Anderson comes from Herre, a tiny coastal town in Norway. Seeking a less stuffy music scene, he moved to the Bay Area when he was 21 upon the invitation of Bay Area band leader, Terry Hanck.
Andersen played for a handful of bands and recorded around before deciding he should produce albums, too. "It was frustrating for me to work with engineers and studio owners who didn’t have a love for the kind of music I did," Andersen says. "At some point, I realized the longer it takes me to get this guy to do what I want him to do, the more money he makes, 'cause he’s getting paid by the hour. I figured 'Screw that. I’m going to figure out how to do it myself!'"
Today, at 37, Andersen operates out of a sun-baked house in San Jose he’s dubbed Greaseland Studios.

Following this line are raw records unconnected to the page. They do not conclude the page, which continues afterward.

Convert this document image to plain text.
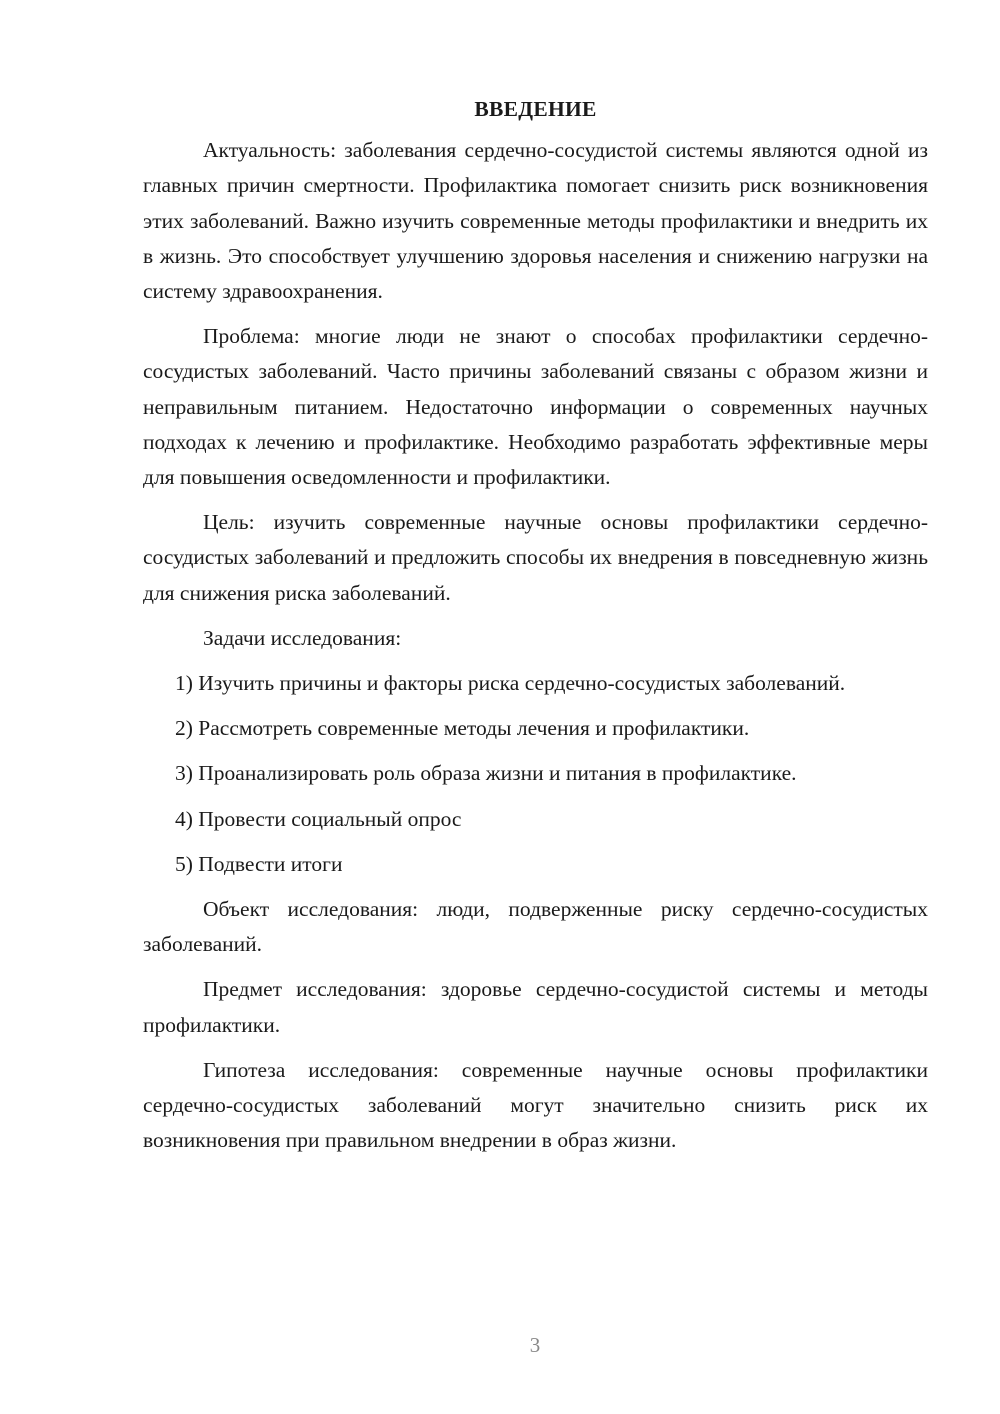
ВВЕДЕНИЕ

Актуальность: заболевания сердечно-сосудистой системы являются одной из главных причин смертности. Профилактика помогает снизить риск возникновения этих заболеваний. Важно изучить современные методы профилактики и внедрить их в жизнь. Это способствует улучшению здоровья населения и снижению нагрузки на систему здравоохранения.

Проблема: многие люди не знают о способах профилактики сердечно-сосудистых заболеваний. Часто причины заболеваний связаны с образом жизни и неправильным питанием. Недостаточно информации о современных научных подходах к лечению и профилактике. Необходимо разработать эффективные меры для повышения осведомленности и профилактики.

Цель: изучить современные научные основы профилактики сердечно-сосудистых заболеваний и предложить способы их внедрения в повседневную жизнь для снижения риска заболеваний.

Задачи исследования:

1) Изучить причины и факторы риска сердечно-сосудистых заболеваний.

2) Рассмотреть современные методы лечения и профилактики.

3) Проанализировать роль образа жизни и питания в профилактике.

4) Провести социальный опрос

5) Подвести итоги

Объект исследования: люди, подверженные риску сердечно-сосудистых заболеваний.

Предмет исследования: здоровье сердечно-сосудистой системы и методы профилактики.

Гипотеза исследования: современные научные основы профилактики сердечно-сосудистых заболеваний могут значительно снизить риск их возникновения при правильном внедрении в образ жизни.

3
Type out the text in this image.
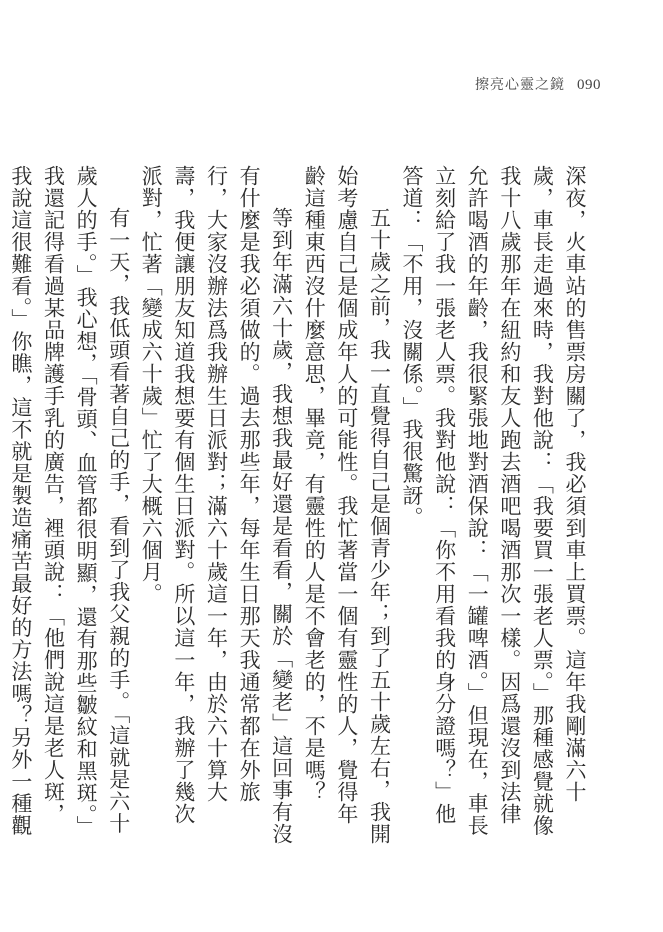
擦亮心靈之鏡 090

深夜，火車站的售票房關了，我必須到車上買票。這年我剛滿六十歲，車長走過來時，我對他說：「我要買一張老人票。」那種感覺就像我十八歲那年在紐約和友人跑去酒吧喝酒那次一樣。因爲還沒到法律允許喝酒的年齡，我很緊張地對酒保說：「一罐啤酒。」但現在，車長立刻給了我一張老人票。我對他說：「你不用看我的身分證嗎？」他答道：「不用，沒關係。」我很驚訝。

五十歲之前，我一直覺得自己是個青少年；到了五十歲左右，我開始考慮自己是個成年人的可能性。我忙著當一個有靈性的人，覺得年齡這種東西沒什麼意思，畢竟，有靈性的人是不會老的，不是嗎？

等到年滿六十歲，我想我最好還是看看，關於「變老」這回事有沒有什麼是我必須做的。過去那些年，每年生日那天我通常都在外旅行，大家沒辦法爲我辦生日派對；滿六十歲這一年，由於六十算大壽，我便讓朋友知道我想要有個生日派對。所以這一年，我辦了幾次派對，忙著「變成六十歲」忙了大概六個月。

有一天，我低頭看著自己的手，看到了我父親的手。「這就是六十歲人的手。」我心想，「骨頭、血管都很明顯，還有那些皺紋和黑斑。」我還記得看過某品牌護手乳的廣告，裡頭說：「他們說這是老人斑，我說這很難看。」你瞧，這不就是製造痛苦最好的方法嗎？另外一種觀
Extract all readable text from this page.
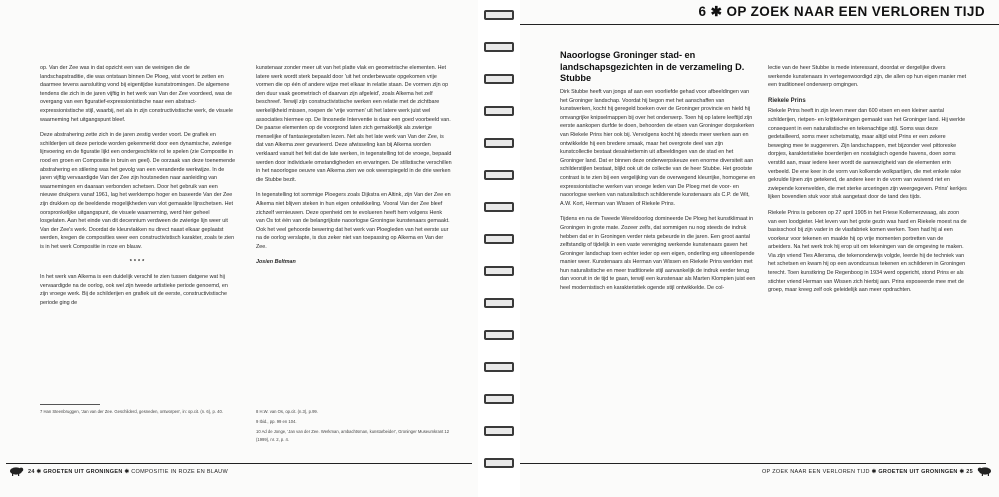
op. Van der Zee was in dat opzicht een van de weinigen die de landschapstraditie, die was ontstaan binnen De Ploeg, wist voort te zetten en daarmee tevens aansluiting vond bij eigentijdse kunststromingen. De algemene tendens die zich in de jaren vijftig in het werk van Van der Zee voordeed, was de overgang van een figuratief-expressionistische naar een abstract-expressionistische stijl, waarbij, net als in zijn constructivistische werk, de visuele waarneming het uitgangspunt bleef.

Deze abstrahering zette zich in de jaren zestig verder voort. De grafiek en schilderijen uit deze periode worden gekenmerkt door een dynamische, zwierige lijnvoering en de figuratie lijkt een ondergeschikte rol te spelen (zie Compositie in rood en groen en Compositie in bruin en geel). De oorzaak van deze toenemende abstrahering en stilering was het gevolg van een veranderde werkwijze. In de jaren vijftig vervaardigde Van der Zee zijn houtsneden naar aanleiding van waarnemingen en daaraan verbonden schetsen. Door het gebruik van een nieuwe drukpers vanaf 1961, lag het werktempo hoger en baseerde Van der Zee zijn drukken op de beeldende mogelijkheden van vlot gemaakte lijnschetsen. Het oorspronkelijke uitgangspunt, de visuele waarneming, werd hier geheel losgelaten. Aan het einde van dit decennium verdween de zwierige lijn weer uit Van der Zee's werk. Doordat de kleurvlakken nu direct naast elkaar geplaatst werden, kregen de composities weer een constructivistisch karakter, zoals te zien is in het werk Compositie in roze en blauw.

****

In het werk van Alkema is een duidelijk verschil te zien tussen datgene wat hij vervaardigde na de oorlog, ook wel zijn tweede artistieke periode genoemd, en zijn vroege werk. Bij de schilderijen en grafiek uit de eerste, constructivistische periode ging de

kunstenaar zonder meer uit van het platte vlak en geometrische elementen. Het latere werk wordt sterk bepaald door 'uit het onderbewuste opgekomen vrije vormen die op één of andere wijze met elkaar in relatie staan. De vormen zijn op den duur vaak geometrisch of daarvan zijn afgeleid', zoals Alkema het zelf beschreef. Terwijl zijn constructivistische werken een relatie met de zichtbare werkelijkheid missen, roepen de 'vrije vormen' uit het latere werk juist wel associaties hiermee op. De linosnede Interventie is daar een goed voorbeeld van. De paarse elementen op de voorgrond laten zich gemakkelijk als zwierige menselijke of fantasiegestalten lezen. Net als het late werk van Van der Zee, is dat van Alkema zeer gevarieerd. Deze afwisseling kan bij Alkema worden verklaard vanuit het feit dat de late werken, in tegenstelling tot de vroege, bepaald werden door individuele omstandigheden en ervaringen. De stilistische verschillen in het naoorlogse oeuvre van Alkema zien we ook weerspiegeld in de drie werken die Stubbe bezit.

In tegenstelling tot sommige Ploegers zoals Dijkstra en Altink, zijn Van der Zee en Alkema niet blijven steken in hun eigen ontwikkeling. Vooral Van der Zee bleef zichzelf vernieuwen. Deze openheid om te evolueren heeft hem volgens Henk van Os tot één van de belangrijkste naoorlogse Groningse kunstenaars gemaakt. Ook het veel gehoorde bewering dat het werk van Ploegleden van het eerste uur na de oorlog verslapte, is dus zeker niet van toepassing op Alkema en Van der Zee.

Josien Beltman

7 Han Steenbruggen, 'Jan van der Zee. Geschilderd, gesneden, ontworpen', in: op.cit. (n. 6), p. 40.	8 H.W. van Os, op.cit. (n.3), p.99.

9 Ibid., pp. 99 en 104.

10 Ad de Jonge, 'Jan van der Zee. Werkman, ambachtsman, kunstarbeider', Groninger Museumkrant 12 (1999), nr. 2, p. 4.

24 ✱ GROETEN UIT GRONINGEN ✱ COMPOSITIE IN ROZE EN BLAUW
6 ✱ OP ZOEK NAAR EEN VERLOREN TIJD
Naoorlogse Groninger stad- en landschapsgezichten in de verzameling D. Stubbe

Dirk Stubbe heeft van jongs af aan een voorliefde gehad voor afbeeldingen van het Groninger landschap. Voordat hij begon met het aanschaffen van kunstwerken, kocht hij geregeld boeken over de Groninger provincie en hield hij omvangrijke knipselmappen bij over het onderwerp. Toen hij op latere leeftijd zijn eerste aankopen durfde te doen, behoorden de etsen van Groninger dorpskerken van Riekele Prins hier ook bij. Vervolgens kocht hij steeds meer werken aan en ontwikkelde hij een bredere smaak, maar het overgrote deel van zijn kunstcollectie bestaat desalniettemin uit afbeeldingen van de stad en het Groninger land. Dat er binnen deze onderwerpskeuze een enorme diversiteit aan schilderstijlen bestaat, blijkt ook uit de collectie van de heer Stubbe. Het grootste contrast is te zien bij een vergelijking van de overwegend kleurrijke, homogene en expressionistische werken van vroege leden van De Ploeg met de voor- en naoorlogse werken van naturalistisch schilderende kunstenaars als C.P. de Wit, A.W. Kort, Herman van Wissen of Riekele Prins.

Tijdens en na de Tweede Wereldoorlog domineerde De Ploeg het kunstklimaat in Groningen in grote mate. Zozeer zelfs, dat sommigen nu nog steeds de indruk hebben dat er in Groningen verder niets gebeurde in die jaren. Een groot aantal zelfstandig of tijdelijk in een vaste vereniging werkende kunstenaars gaven het Groninger landschap toen echter ieder op een eigen, onderling erg uiteenlopende manier weer. Kunstenaars als Herman van Wissen en Riekele Prins werkten met hun naturalistische en meer traditionele stijl aanvankelijk de indruk eerder terug dan vooruit in de tijd te gaan, terwijl een kunstenaar als Marten Klompien juist een heel modernistisch en karakteristiek ogende stijl ontwikkelde. De col-

lectie van de heer Stubbe is mede interessant, doordat er dergelijke divers werkende kunstenaars in vertegenwoordigd zijn, die allen op hun eigen manier met een traditioneel onderwerp omgingen.

Riekele Prins

Riekele Prins heeft in zijn leven meer dan 600 etsen en een kleiner aantal schilderijen, rietpen- en krijttekeningen gemaakt van het Groninger land. Hij werkte consequent in een naturalistische en tekenachtige stijl. Soms was deze gedetailleerd, soms meer schetsmatig, maar altijd wist Prins er een zekere beweging mee te suggereren. Zijn landschappen, met bijzonder veel pittoreske dorpjes, karakteristieke boerderijen en nostalgisch ogende havens, doen soms verstild aan, maar iedere keer wordt de aanwezigheid van de elementen erin verbeeld. De ene keer in de vorm van kolkende wolkpartijen, die met enkele rake gekrulde lijnen zijn getekend, de andere keer in de vorm van wuivend riet en zwiepende korenvelden, die met sterke arceringen zijn weergegeven. Prins' kerkjes lijken bovendien stuk voor stuk aangetast door de tand des tijds.

Riekele Prins is geboren op 27 april 1905 in het Friese Kollemerzwaag, als zoon van een loodgieter. Het leven van het grote gezin was hard en Riekele moest na de basisschool bij zijn vader in de vlasfabriek komen werken. Toen had hij al een voorkeur voor tekenen en maakte hij op vrije momenten portretten van de arbeiders. Na het werk trok hij erop uit om tekeningen van de omgeving te maken. Via zijn vriend Ties Allersma, die tekenonderwijs volgde, leerde hij de techniek van het schetsen en kwam hij op een avondcursus tekenen en schilderen in Groningen terecht. Toen kunstkring De Regenboog in 1934 werd opgericht, stond Prins er als stichter vriend Herman van Wissen zich hierbij aan. Prins exposeerde mee met de groep, maar kreeg zelf ook geleidelijk aan meer opdrachten.

OP ZOEK NAAR EEN VERLOREN TIJD ✱ GROETEN UIT GRONINGEN ✱ 25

It's a play on Elvis Presley’s “Graceland,” but way less fancy. The space is crammed from the front door to the back with musical instruments, most of which he can play himself.
There’s a grand piano in the kitchen, along with a harpsichord and a sitar. The laundry room doubles as a vocal booth. The living room is crammed with keyboards, drums, and roughly 50 guitars. Andersen jokes that he and his wife, singer Lisa Leuschner, are living inside a music store from 1972.
Andersen’s lost count, but he figures he’s produced something like 100 albums to date, including My Blue Soul, the album that got Oakland vocalist Terrie Odabi Blues Award nominations for Best Female Soul Blues Artist and Best Emerging Artist this year.
"When I decided I wanted to record, the first person I thought about producing my album was Kid Andersen," Odabi says. So the two met to talk about the project over a plate of meatballs and french bread. "By the time we finished, we had a deal."
Odabi acknowledges it’s a little odd that a "kooky" white guy from Scandinavia with a mop of corn-yellow blond hair should be so devoted to a music genre rooted in the African-American experience. But Odabi says she respects Anderson's work immensely. "Regardless of whether he’s from Norway or he’s white or whatever, Kid throws down!" she says. "He’s amazing!"
Aki Kumar, an Indian-born, Silicon Valley harmonica player and rising star in the Bay Area blues world, has co-produced all three of his albums with Andersen. The two perform live together on occasion. "He's a big presence, physically and musically," Kumar says of Andersen.
Kumar calls Greaseland Studios a "one-stop shop for awesomeness." Andersen, he says, offers everything a recording blues musician could want in his San Jose digs. "You walk in there, and [Andersen will] give you guidance on arrangements, record all of it in an excellent way, and put it together for you," Kumar says. "That's what he brings."
It’s been years since Andersen produced an album of his own compositions. But he’s still helping to keep the blues flame lit with his producing and arranging skills. "I'm happy with that," he says, chuckling.